Charley, I love you man, but his Dad is off his rocker. I'm a SeAL junkie and know a few. Does ANYONE really believe we haven't been on the ground in Yemen for 10 years? I won't even get into anything else out of respect for his son


----------



## Caroline-LMC (Mar 1, 2017)

Omg


----------



## BadGas (Mar 4, 2017)

Agree 100%.. When we join the armed forces, we all come to terms with the prospect of dying. It sucks. His son made these choices. No one put a shotgun to his head and forced him to serve. And this is by no means a "Pat Tillman" scenario, otherwise I'd say we should all be outraged.. 

No only did he serve, but decided to join an elite fighting unit and become a Seal. Obviously, this was a person of sound mind.



heckler7 said:


> father needs to check himself, his son chose to be a seal and has killed people and knew it was possible to be killed himself. he chose this path


----------



## BadGas (Mar 4, 2017)

You don't know this. 



charley said:


> .a poorly planned mission...


----------



## SheriV (Mar 4, 2017)

10 year old intel isn't a poorly planed mission? really?



but hey- 2 minutes of applause, that's gotta be some kinda record

good for ratings


----------



## charley (Mar 4, 2017)

BadGas said:


> You don't know this.



...hey bro, I'm only telling you what 'FOX NEWS' reported.... since then , they are saying that they found some good intel, it seemed kinda weird because it was a week after they said the intel was 10 years old, & could be found on the internet... lies = truth  truth = lies... welcome to trumpville...


----------



## BadGas (Mar 5, 2017)

I definitely support Trump, but admit, my head is spinning with all the shit getting tossed around. It's getting harder to separate from truth from bullshit, no matter the news network..

Frankly, I can't stand any of them. Other than Hannity, very occassionally, I dont watch Fox news either..or CNN MSNBC. Fox wasn't exactly the Trump friendly channel one would think they would have been during the campaign. I won't reward them with my viewership either.. 

Regardless of the news story tho.. I (USMC Veteran) still wouldn't want my pops (who's also a Vietnam War Veteran)...standing up for my death by calling out a sitting president. This is just my own personal opinion. 
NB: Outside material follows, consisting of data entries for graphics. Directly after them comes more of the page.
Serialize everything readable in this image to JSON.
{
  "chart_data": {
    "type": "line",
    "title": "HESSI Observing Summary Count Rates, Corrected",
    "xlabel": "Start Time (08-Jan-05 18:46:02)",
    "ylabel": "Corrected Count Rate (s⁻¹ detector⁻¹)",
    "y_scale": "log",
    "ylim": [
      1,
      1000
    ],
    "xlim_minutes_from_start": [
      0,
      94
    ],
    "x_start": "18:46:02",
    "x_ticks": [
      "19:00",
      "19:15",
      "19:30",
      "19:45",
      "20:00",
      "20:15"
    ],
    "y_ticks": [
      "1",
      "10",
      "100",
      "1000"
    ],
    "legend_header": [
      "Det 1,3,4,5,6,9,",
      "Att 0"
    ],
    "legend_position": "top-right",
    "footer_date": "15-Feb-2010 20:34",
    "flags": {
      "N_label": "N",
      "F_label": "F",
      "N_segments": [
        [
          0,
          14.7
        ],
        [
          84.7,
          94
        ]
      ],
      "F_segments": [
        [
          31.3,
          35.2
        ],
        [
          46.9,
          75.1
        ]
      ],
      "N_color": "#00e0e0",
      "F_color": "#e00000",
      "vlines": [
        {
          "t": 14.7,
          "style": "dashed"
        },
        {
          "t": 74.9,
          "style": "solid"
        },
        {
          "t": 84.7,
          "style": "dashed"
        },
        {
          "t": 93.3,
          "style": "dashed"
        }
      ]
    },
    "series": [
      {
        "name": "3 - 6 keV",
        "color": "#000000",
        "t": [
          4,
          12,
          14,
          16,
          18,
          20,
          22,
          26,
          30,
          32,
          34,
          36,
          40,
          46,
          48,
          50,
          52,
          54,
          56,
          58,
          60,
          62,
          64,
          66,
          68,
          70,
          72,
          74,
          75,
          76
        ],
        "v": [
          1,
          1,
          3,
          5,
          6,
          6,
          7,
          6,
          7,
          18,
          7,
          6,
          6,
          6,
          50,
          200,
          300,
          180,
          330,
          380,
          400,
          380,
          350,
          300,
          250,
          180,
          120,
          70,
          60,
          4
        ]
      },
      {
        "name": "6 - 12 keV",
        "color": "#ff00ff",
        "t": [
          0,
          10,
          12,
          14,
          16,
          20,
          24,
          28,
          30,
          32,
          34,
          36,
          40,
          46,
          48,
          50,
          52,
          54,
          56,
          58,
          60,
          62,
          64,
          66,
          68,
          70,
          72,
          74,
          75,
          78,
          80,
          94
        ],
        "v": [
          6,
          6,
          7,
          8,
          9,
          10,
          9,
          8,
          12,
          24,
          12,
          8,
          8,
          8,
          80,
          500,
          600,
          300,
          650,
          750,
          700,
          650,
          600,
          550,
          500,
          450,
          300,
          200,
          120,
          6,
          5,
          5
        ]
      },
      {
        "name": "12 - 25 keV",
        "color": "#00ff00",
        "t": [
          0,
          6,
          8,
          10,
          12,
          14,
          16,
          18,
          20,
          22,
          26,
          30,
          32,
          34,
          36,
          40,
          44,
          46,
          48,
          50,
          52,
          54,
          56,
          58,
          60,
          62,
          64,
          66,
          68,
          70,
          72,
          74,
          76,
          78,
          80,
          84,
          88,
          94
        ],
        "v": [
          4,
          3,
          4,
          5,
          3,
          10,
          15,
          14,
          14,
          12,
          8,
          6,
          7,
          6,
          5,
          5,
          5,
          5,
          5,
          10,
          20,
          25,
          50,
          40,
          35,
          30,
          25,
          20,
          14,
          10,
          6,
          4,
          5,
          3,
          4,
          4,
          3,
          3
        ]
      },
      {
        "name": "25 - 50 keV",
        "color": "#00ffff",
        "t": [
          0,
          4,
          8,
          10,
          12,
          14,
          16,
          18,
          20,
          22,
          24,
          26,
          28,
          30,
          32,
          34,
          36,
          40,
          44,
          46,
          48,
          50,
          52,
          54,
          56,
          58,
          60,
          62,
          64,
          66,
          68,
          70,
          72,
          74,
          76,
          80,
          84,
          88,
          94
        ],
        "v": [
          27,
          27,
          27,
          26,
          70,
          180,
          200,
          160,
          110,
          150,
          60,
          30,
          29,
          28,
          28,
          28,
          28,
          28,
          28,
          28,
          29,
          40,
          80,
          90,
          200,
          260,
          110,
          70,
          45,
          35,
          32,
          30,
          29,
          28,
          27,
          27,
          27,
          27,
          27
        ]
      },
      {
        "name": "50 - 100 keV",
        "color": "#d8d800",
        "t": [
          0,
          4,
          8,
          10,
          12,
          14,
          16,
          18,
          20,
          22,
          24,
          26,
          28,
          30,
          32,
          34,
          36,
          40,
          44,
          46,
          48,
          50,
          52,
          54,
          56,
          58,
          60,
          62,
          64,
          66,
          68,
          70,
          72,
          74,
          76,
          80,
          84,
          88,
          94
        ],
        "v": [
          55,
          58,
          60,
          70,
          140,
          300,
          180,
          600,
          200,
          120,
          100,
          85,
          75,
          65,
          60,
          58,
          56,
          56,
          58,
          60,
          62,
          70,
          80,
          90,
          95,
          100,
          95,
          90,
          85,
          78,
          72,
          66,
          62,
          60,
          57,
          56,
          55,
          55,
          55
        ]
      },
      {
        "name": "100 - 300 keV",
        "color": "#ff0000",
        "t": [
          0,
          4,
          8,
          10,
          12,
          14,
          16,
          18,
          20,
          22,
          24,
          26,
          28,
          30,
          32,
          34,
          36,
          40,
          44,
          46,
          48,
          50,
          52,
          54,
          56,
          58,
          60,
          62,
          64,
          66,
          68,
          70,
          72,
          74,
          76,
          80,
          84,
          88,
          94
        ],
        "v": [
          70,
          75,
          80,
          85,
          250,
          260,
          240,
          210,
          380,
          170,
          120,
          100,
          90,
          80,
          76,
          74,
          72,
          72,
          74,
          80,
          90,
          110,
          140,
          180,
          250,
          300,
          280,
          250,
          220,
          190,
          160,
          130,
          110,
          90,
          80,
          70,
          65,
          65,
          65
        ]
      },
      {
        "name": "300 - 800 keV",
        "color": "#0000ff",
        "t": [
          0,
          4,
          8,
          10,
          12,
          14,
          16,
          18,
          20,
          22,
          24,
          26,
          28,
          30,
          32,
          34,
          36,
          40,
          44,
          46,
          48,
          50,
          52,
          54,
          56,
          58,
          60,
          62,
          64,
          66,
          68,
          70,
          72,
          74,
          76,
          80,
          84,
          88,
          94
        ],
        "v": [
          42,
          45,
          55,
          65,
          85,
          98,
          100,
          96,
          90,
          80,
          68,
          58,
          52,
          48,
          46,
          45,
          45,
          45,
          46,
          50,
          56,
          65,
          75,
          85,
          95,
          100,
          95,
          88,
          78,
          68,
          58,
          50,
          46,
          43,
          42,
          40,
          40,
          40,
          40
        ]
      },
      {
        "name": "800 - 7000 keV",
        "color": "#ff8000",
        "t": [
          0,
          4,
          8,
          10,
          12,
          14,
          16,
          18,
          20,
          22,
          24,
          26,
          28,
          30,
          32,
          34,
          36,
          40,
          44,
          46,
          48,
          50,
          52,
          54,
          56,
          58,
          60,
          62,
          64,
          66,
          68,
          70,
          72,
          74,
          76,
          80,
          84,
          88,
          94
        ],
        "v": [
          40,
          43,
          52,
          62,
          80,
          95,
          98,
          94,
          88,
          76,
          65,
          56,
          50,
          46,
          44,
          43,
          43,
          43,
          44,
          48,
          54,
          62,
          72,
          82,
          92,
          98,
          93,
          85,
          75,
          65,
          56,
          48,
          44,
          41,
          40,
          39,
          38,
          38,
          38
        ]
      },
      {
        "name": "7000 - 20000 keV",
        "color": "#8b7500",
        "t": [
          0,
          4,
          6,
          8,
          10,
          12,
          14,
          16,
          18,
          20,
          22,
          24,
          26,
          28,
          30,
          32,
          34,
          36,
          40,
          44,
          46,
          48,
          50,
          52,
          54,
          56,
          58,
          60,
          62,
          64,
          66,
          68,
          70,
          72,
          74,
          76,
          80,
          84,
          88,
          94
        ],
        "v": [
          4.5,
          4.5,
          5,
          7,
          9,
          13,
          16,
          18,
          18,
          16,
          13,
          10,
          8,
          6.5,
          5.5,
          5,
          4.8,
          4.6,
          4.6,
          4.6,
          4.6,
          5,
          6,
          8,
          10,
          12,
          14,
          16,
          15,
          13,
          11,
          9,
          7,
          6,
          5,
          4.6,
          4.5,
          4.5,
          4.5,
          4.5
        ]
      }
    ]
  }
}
Again, in the case where the Bush Administration lied from the start about the Tillman death, then yeah, make all the fucking noise you can... And more



charley said:


> ...hey bro, I'm only telling you what 'FOX NEWS' reported.... since then , they are saying that they found some good intel, it seemed kinda weird because it was a week after they said the intel was 10 years old, & could be found on the internet... lies = truth  truth = lies... welcome to trumpville...


----------



## charley (Mar 5, 2017)

.. Thanks BadGas...  I do respect your opinion, & thanks for your service ..       ..


----------



## BadGas (Mar 6, 2017)

Hey man..thank you my brother. 



charley said:


> .. Thanks BadGas...  I do respect your opinion, & thanks for your service ..       ..


----------